The Road Ahead: Challenges and Opportunities
Open Finance presents numerous advantages when operated alongside Open Banking, but its implementation can face challenges:
- Data Security and Privacy – Expanding access to financial data raises concerns about security and data protection. Regulators and fintech companies must ensure that businesses have control over their data and that strict security measures are in place. In both the UK and the European Union, work is already underway on this, beyond the requirements of GDPR.
- Standardisation of APIs – For Open Finance to operate effectively, financial data across different platforms must be standardised, as is the case with the aggregators of data. Industry-wide API standards and interoperability between financial service providers are crucial for seamless integration.
- Regulatory Frameworks – Policymakers must establish clear regulations to govern Open Finance, ensuring consumer protection, data portability, and fair competition among financial service providers. As noted above, it is the case that a reduction in information asymmetry will lead over time to improved pricing for MSBs and reduced default rates for financial institutions and investors.

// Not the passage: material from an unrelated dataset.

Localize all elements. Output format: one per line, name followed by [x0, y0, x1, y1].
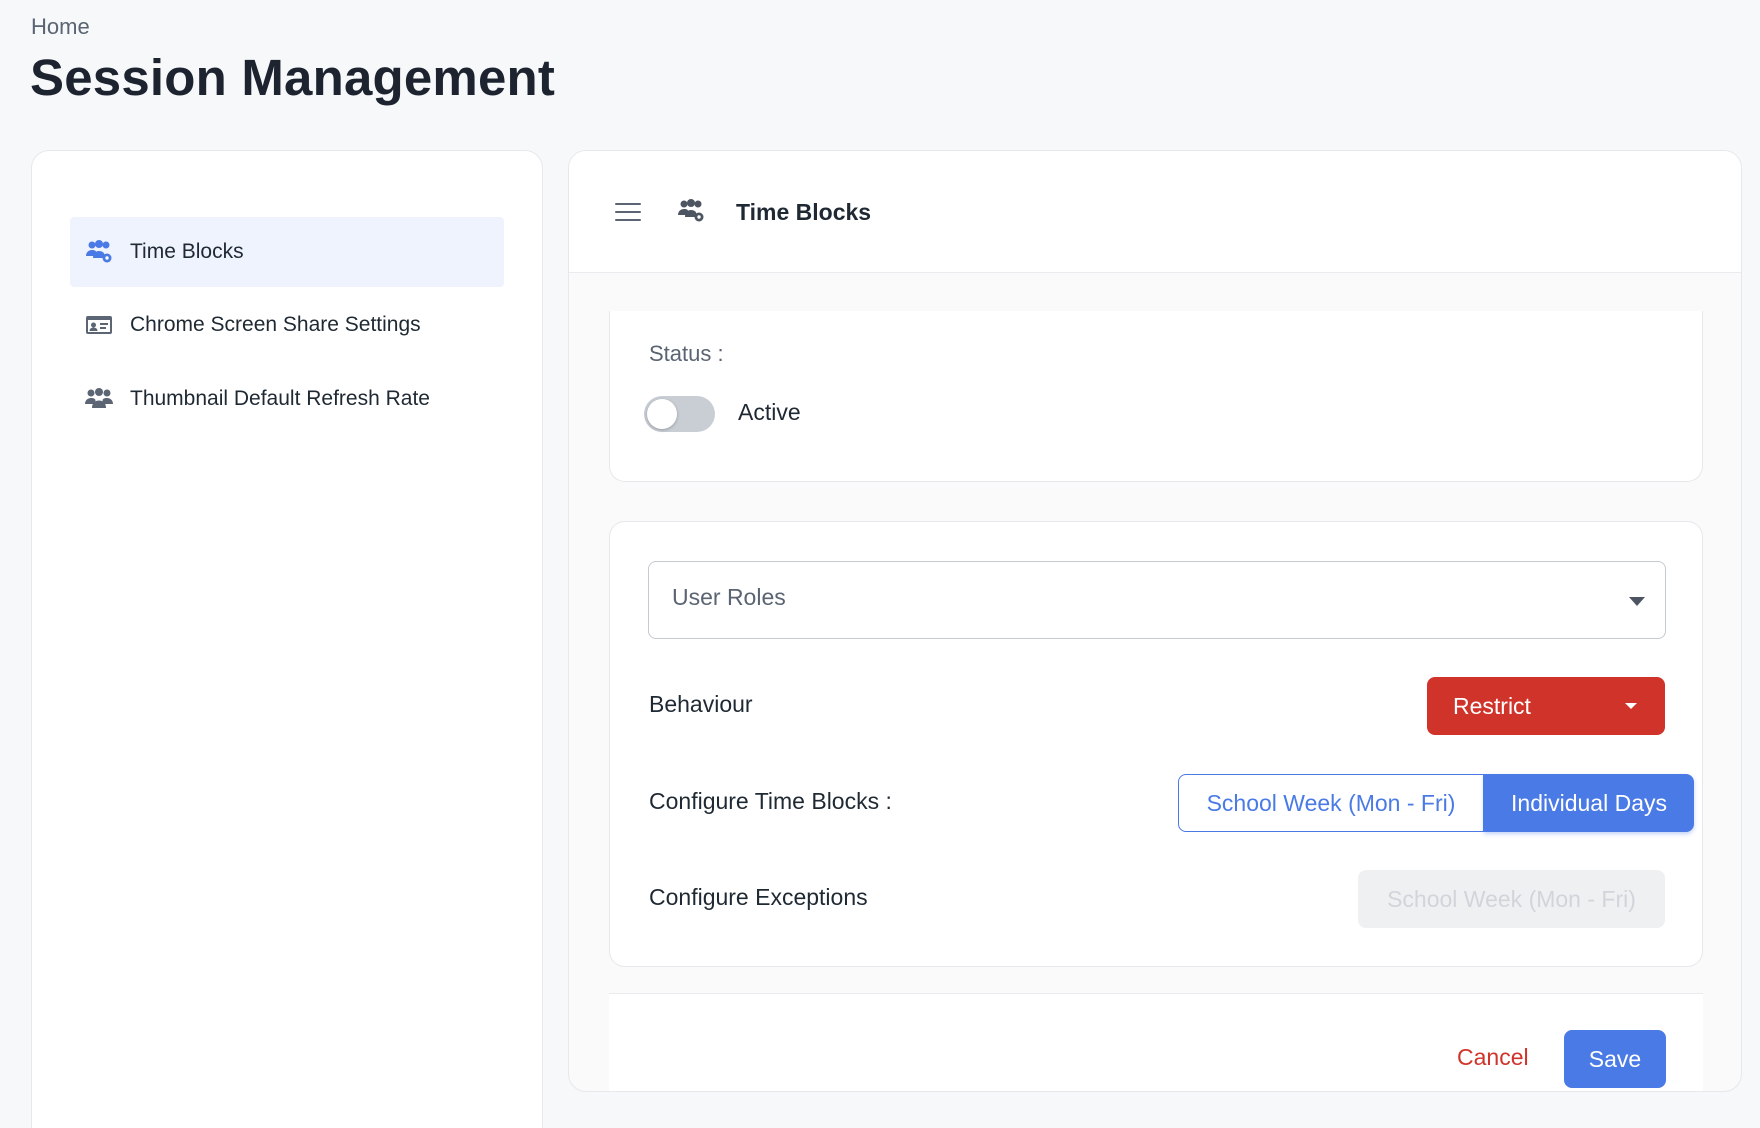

Despite these challenges, the shift to augment Open Banking with Open Finance holds immense potential for transforming SMEs products in general and lending in particular, and with broader access to financial data, more businesses can secure the credit they need to fuel innovation and economic growth.
Conclusion
Open Finance represents the next step in financial services, offering a comprehensive and inclusive approach to SME lending. By integrating financial data from diverse sources, lenders better assess creditworthiness more accurately, provide faster loan approvals, supporting the growth of underserved businesses. As regulatory frameworks evolve and financial institutions adopt open finance, MSEs will have greater access to the funding they need to thrive in the digital economy.